Damn Google's AI overview led me astray. Good old NIPs was the publication. (Yes I know they changed their name to not be a slur). The other two I knew because I read them in undergrad. I could not remember AlexNet's OG home.

you are actively trying to help people come into the clique who want to

We might have different definitions of "actively". Yes they are open, but strictly classifying ML as a very specific thing is not. It still looks to me like gatekeeping a very specific boundary that is not reflective of the wider reality

If you seriously feel that the ML community is gatekeeping, then I invite you to come join the community and propose ways to remove these gates.
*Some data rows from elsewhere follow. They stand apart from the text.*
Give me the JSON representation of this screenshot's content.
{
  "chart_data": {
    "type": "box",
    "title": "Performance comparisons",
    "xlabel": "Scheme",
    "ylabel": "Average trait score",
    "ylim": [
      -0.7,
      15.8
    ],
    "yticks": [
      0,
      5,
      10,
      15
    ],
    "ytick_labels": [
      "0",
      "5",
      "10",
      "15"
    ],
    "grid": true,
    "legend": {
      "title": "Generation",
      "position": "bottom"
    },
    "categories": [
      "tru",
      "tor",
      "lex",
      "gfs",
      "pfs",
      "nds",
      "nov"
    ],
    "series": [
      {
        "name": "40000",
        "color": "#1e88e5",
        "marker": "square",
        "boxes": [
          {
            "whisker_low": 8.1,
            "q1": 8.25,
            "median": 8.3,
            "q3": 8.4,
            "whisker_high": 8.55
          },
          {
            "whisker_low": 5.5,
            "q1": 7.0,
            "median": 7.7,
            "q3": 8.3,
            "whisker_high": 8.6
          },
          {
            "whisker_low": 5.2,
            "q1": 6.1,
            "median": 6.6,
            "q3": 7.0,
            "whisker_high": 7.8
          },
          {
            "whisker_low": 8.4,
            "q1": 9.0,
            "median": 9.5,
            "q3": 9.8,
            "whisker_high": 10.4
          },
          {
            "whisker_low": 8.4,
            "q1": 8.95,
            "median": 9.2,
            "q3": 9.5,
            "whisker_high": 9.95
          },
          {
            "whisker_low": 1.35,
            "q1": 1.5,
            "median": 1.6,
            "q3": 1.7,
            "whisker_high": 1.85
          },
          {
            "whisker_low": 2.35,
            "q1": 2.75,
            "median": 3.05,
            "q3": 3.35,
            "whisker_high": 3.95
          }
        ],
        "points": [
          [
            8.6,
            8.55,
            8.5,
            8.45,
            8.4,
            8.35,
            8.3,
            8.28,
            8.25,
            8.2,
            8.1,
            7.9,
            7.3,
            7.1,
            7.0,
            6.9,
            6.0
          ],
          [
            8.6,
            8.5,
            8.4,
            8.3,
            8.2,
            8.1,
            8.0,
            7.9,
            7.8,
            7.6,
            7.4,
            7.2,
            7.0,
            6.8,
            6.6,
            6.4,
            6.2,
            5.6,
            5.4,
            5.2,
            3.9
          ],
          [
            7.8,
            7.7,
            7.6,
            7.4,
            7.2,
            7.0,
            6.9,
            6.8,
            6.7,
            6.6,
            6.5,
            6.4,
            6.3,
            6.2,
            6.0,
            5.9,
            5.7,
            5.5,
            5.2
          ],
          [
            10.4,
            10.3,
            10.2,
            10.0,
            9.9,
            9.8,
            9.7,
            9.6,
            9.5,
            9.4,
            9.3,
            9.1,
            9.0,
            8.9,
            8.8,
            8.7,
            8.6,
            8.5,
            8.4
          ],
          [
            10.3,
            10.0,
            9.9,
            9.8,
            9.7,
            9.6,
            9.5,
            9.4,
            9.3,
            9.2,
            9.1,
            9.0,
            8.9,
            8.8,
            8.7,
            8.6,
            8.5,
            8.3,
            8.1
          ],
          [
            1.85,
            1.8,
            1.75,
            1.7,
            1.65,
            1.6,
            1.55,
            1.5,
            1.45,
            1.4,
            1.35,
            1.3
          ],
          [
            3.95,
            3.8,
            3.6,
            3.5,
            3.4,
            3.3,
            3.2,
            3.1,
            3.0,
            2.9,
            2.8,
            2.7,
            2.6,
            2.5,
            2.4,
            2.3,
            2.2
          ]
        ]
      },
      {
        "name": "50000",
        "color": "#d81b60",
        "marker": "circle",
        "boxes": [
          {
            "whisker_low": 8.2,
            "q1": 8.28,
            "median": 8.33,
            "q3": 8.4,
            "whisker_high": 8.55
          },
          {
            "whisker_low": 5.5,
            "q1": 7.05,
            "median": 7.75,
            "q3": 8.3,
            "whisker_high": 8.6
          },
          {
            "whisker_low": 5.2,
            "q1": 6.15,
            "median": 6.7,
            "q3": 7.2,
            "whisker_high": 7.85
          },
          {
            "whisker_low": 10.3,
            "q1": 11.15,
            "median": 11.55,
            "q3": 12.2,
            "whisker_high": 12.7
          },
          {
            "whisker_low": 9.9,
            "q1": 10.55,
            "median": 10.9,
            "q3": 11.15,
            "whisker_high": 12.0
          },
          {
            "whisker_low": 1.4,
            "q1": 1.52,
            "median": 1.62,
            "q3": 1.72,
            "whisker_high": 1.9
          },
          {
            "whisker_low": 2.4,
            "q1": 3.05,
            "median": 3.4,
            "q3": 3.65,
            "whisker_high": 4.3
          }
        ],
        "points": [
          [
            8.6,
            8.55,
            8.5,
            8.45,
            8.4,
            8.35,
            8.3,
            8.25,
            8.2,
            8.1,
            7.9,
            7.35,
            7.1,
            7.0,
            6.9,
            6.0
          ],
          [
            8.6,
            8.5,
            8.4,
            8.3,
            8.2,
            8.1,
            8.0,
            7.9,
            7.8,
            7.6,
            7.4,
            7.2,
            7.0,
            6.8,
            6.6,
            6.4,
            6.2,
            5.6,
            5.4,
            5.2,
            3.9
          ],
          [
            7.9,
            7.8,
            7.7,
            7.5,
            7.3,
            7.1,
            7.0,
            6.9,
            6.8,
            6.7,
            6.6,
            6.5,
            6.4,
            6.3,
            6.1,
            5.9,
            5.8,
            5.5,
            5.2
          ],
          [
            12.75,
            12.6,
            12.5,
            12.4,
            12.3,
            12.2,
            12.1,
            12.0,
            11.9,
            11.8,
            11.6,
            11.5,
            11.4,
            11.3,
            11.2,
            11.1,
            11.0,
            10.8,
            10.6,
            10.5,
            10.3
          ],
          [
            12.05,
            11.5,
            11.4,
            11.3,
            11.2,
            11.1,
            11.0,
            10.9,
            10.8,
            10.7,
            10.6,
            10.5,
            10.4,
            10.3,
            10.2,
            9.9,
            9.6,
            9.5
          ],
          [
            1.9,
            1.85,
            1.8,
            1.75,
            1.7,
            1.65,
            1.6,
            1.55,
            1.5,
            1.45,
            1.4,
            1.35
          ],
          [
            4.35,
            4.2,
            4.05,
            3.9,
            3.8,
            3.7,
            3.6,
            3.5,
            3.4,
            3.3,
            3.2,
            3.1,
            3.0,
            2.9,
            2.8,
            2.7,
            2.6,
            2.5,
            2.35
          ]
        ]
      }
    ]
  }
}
There are regular workshops hosted to address these issues and improve them. In just 4 days, there will be a workshop on "The Future of Machine Learning Publishing" https://inverseprobability.com/sorrento2026/future-ml-publishing.html.

There are also more-or-less annually workshops at NeurIPS/ICML on improving the publishing process in ML. Here is an (incomplete) ChatGPT generated list:

(2010) : https://mloss-static.ml.tu-berlin.de/workshop/icml10/

(2018) : https://ml-critique-correct.github.io/

(2019) : https://ml-retrospectives.github.io/

(2020) : https://ml-retrospectives.github.io/neurips2020/

(2021) : https://neurips.cc/virtual/2021/workshop/21885

(2022) : https://ml-eval.github.io/

(2023) : https://sites.google.com/view/reconsidering-peer-review

I don't know of any academic communities that are remotely as open and accessible as the NeurIPS/ICML community. The NLP and CV communities have made some progress in these directions (due to the overlap of their members and the ML community), but even other branches of CS are way behind.

Thank you for the invitation, let me see which ones I could attend. Do you know if the Neurips/ICML host a professional society like IEEE or AAAI?

They don't; it's all informal. AAAI is the closest thing and has a lot of overlap. Basically no one is a member if IEEE or ACM.

Can I just insert this is one of the most respectful back-and-forths between ppl disagreeing that I've read in a while here between you and @PokerPirate. And about a field I know nothing about (Statistics I know, but not Machine Learning). A lesson to us all.

I'd like to think its because this is a very niche argument about where the boundary on one field is vs another. It's not really culture war material, its not an existential moral argument. Its pretty much two nerds disagreeing about what constitutes ML research, and and on a meta level, the telos of the modal ML research paper.

This forum has devolved a bit on the civil discourse front when it comes to culture wars, sign of the times I guess.